Le Rapport national sur le développement humain 2006 intitulé « Gestion de l’environnement pour un développement humain durable » publié aujourd’hui même émet une série de recommandations qui aideront le Gouvernement Malien et tous les acteurs du développement à mener des actions visant à renverser les tendances actuelles.

Fruit de la coopération entre le PNUD et le Gouvernement du Mali à travers l’Observatoire du Développement Humain Durable et de la Lutte contre la Pauvreté au Mali (ODHD/LCPM), le présent Rapport national sur le développement est le résultat des travaux d’une équipe d’experts environnementaux maliens.

En matière d’environnement le constat est alarmant au Mali : raréfaction des ressources agro-sylvo-pastorales, avancée du désert, surtout dans les zones du Nord, disparition de nombreux habitats naturels et d’espèces sauvages, abandon de 7 à 15% des terres pour raison d’infertilité, disparition de plus de 100.000 ha de forêts par an. En plus de cela, il convient de noter une forte concurrence entre les activités agricoles et pastorales qui entraîne souvent des affrontements entre agriculteurs et éleveurs. La pollution des eaux et des sols est également inquiétante.

odhd1.jpgM. Djibril Tangara, Ministre du développement Social, de la Solidarité et des Personnes Agées, rappellera que la Constitution du pays stipule dans son préambule que « le peuple souverain du Mali s’engage à assurer l’amélioration de la qualité de la vie, la protection de l’environnement et du patrimoine culturel« . Cette option, a t-il mentionné, est effectivement traduite dans le Cadre Stratégique de Lutte contre la pauvreté (CSLP 2002-2006) dont le troisième axe vise justement à assurer une gestion durable des ressources naturelles et de l’environnement.

« Le thème du présent rapport est hautement d’actualité, car il traite du lien entre la dégradation des écosystèmes et le développement humain durable« , dira M. Djibril Tangara. « Il tente de démontrer la corrélation qui existe entre la dégradation des écosystèmes et les composantes essentielles du développement humain durable telles que le revenu, la santé, l’éducation, le genre, la sécurité alimentaire, la participation à la vie économique et sociale » a ajouté le Ministre.

Le Rapport présenté par M. Zoumana Fofana, Coordonnateur de l’ODHD/LCPM, met l’accent sur l’effet néfaste des activités humaines sur l’environnement et les services liés à celui-ci. Il insiste également sur la douloureuse question de la désertification qui se pose à un pays sahélien comme le Mali et qui conduit au cercle vicieux « désertification-pauvreté« .

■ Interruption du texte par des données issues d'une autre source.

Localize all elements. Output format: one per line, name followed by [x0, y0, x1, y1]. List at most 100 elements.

M. Djibrina Barry, Economiste principal du PNUD, après avoir salué l’indépendance et la totale liberté de ton du Rapport, dira que son organisation est convaincue qu’ « il est possible de transformer ce cercle vicieux en cercle vertueux qui conduira le Mali à atteindre les objectifs du Millénaire pour le développement, en ce qui concerne la faim et la pauvreté et la préservation de l’environnement« .

Pour M. Nampaa Sanogho, auteur principal, « le Rapport national sur le développement humain 2006 vise à susciter le débat autour d’une problématique importante et dont on n’a pas la conviction qu’elle est suivie avec attention ». Il a insisté sur la nécessité de mettre en application les textes déjà existant sur la question environnementale.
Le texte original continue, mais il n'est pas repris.